Valero Energy Corporation beat analyst estimates for fourth-quarter earnings, reporting $1.2 billion in adjusted net income. Strong refining margins and higher throughput volumes boosted performance. Refining margin per barrel of throughput rose to $13.61 for Q4 2025 from $8.44 in Q4 2024. Total throughput volumes increased to 3.113 million bpd.

For the full year 2025, Valero’s refining margin per barrel of throughput rose to $12.29. Adjusted operating income in the refining segment soared to $1.7 billion for Q4 2025. Crude throughput volumes rose to 2.988 million bpd for the full year.

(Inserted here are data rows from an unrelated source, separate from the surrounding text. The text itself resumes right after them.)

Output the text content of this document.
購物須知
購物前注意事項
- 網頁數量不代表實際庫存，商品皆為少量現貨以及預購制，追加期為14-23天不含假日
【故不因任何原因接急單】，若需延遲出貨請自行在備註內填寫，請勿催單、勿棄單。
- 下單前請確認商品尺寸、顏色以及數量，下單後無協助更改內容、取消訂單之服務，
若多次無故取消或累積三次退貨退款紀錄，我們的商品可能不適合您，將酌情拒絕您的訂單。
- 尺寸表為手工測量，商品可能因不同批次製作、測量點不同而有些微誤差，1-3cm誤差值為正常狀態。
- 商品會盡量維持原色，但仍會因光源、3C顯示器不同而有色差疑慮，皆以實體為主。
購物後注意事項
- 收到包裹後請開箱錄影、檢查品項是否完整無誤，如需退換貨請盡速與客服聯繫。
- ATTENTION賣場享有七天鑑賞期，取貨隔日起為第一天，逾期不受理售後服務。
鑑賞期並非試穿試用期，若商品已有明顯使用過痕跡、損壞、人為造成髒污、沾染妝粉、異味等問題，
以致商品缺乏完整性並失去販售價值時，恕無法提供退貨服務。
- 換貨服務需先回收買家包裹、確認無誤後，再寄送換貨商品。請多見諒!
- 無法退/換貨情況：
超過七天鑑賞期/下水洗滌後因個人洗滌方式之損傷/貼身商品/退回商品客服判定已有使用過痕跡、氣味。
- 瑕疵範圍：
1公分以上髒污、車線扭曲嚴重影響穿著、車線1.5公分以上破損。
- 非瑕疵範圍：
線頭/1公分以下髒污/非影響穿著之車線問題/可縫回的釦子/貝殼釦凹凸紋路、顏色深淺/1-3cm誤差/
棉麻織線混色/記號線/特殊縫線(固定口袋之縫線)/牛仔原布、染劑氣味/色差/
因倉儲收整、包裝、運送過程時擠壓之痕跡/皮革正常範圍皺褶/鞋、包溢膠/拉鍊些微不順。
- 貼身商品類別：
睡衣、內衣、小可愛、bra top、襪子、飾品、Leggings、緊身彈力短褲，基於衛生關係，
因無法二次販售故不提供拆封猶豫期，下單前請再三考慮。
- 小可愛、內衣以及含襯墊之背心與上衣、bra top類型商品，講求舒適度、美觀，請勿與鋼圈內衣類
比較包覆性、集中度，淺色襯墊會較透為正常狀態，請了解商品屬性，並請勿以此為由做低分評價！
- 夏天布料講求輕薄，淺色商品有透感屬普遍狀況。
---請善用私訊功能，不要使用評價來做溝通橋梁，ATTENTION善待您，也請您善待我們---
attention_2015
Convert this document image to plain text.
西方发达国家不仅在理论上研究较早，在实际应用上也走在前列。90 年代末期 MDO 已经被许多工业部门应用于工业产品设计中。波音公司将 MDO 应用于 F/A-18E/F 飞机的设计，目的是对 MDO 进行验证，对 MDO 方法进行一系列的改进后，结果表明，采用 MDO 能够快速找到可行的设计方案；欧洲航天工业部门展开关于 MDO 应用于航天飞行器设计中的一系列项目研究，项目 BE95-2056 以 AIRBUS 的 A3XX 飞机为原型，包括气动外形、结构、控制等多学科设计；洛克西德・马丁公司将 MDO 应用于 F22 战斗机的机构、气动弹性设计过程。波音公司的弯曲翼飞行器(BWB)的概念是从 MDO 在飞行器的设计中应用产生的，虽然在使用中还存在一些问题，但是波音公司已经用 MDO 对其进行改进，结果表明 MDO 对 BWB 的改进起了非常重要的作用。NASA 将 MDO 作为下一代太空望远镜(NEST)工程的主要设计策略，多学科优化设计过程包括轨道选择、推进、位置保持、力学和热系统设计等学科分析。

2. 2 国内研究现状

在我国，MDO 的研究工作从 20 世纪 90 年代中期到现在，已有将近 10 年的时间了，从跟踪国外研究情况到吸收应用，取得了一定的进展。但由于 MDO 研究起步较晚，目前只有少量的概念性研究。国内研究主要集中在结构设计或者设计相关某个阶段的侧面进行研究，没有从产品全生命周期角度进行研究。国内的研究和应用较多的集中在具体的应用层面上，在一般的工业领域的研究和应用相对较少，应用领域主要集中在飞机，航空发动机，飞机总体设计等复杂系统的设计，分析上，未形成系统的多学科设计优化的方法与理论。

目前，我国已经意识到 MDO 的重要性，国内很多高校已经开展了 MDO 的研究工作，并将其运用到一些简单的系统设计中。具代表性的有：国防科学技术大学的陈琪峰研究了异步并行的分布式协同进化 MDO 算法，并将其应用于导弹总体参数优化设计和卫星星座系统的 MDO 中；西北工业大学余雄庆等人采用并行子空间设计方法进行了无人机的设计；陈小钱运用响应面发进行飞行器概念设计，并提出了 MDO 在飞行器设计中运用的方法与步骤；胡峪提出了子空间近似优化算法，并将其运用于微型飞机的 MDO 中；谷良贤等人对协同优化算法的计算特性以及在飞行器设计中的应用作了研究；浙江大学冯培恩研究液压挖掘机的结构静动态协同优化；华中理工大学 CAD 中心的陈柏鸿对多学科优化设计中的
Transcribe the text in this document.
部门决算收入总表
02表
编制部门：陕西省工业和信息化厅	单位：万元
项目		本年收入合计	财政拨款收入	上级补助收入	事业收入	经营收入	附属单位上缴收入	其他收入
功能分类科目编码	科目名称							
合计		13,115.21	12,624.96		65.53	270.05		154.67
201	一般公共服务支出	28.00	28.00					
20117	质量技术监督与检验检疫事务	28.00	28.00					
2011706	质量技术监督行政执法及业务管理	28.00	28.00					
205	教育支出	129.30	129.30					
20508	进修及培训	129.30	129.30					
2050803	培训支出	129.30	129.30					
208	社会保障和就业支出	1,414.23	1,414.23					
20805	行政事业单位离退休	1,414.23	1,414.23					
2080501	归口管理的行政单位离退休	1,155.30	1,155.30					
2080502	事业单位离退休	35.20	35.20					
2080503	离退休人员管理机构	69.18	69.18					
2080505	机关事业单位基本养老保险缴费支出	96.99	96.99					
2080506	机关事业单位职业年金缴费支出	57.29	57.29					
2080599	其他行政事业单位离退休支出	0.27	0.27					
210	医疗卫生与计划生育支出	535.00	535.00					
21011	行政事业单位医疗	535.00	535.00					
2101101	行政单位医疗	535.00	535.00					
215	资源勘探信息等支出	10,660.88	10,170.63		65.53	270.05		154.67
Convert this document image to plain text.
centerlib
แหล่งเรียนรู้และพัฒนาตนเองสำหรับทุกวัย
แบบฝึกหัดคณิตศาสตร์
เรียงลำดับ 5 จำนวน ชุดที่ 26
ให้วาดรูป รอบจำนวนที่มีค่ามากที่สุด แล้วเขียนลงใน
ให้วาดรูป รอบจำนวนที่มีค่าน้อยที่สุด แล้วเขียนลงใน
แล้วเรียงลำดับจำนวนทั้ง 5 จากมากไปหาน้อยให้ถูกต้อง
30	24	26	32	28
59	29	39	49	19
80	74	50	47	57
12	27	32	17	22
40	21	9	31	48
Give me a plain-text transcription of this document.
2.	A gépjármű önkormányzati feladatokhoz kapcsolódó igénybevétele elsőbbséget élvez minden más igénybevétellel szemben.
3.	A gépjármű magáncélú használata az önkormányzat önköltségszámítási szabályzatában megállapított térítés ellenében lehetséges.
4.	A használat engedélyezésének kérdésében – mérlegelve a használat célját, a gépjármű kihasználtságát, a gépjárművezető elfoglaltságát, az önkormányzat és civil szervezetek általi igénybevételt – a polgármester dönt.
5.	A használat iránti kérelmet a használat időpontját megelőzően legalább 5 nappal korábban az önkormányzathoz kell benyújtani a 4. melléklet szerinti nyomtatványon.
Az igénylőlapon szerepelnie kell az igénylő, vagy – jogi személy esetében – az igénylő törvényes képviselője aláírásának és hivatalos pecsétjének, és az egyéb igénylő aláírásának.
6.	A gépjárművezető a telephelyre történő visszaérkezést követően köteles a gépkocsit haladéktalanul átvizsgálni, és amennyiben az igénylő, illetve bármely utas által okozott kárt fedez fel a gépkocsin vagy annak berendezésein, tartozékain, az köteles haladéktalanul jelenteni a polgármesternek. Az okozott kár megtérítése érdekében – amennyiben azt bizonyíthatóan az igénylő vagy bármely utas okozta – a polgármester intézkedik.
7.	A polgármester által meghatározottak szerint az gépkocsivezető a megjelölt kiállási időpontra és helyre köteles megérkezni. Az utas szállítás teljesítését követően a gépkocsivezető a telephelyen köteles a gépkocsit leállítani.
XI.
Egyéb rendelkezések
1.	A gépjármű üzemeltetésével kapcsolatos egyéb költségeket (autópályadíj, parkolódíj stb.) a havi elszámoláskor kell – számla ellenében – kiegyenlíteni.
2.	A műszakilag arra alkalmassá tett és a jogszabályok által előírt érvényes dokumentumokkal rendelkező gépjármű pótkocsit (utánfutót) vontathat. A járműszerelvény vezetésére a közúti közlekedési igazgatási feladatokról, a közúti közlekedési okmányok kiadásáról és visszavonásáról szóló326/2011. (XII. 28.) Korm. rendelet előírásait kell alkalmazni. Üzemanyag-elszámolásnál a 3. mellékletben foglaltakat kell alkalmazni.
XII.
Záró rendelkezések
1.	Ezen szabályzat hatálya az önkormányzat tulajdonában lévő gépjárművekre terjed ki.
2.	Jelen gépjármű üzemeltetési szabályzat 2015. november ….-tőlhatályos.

Valero, Marathon, and Phillips 66 own and operate complex refineries on the Gulf Coast. Valero reportedly bought Venezuelan crude from Vitol Group and Trafigura, authorized by the Trump Administration. Valero could run an additional 200,000 bpd of Venezuelan crude in the near term.

U.S. refiners, including Valero, will be closely watched for signs of benefit from U.S.-controlled sales of Venezuela’s crude oil. BofA analysts quoted by Reuters suggest Valero could produce high-value products with the additional Venezuelan crude. Valero stands to benefit from its Gulf Coast refineries designed for Venezuelan heavy crude.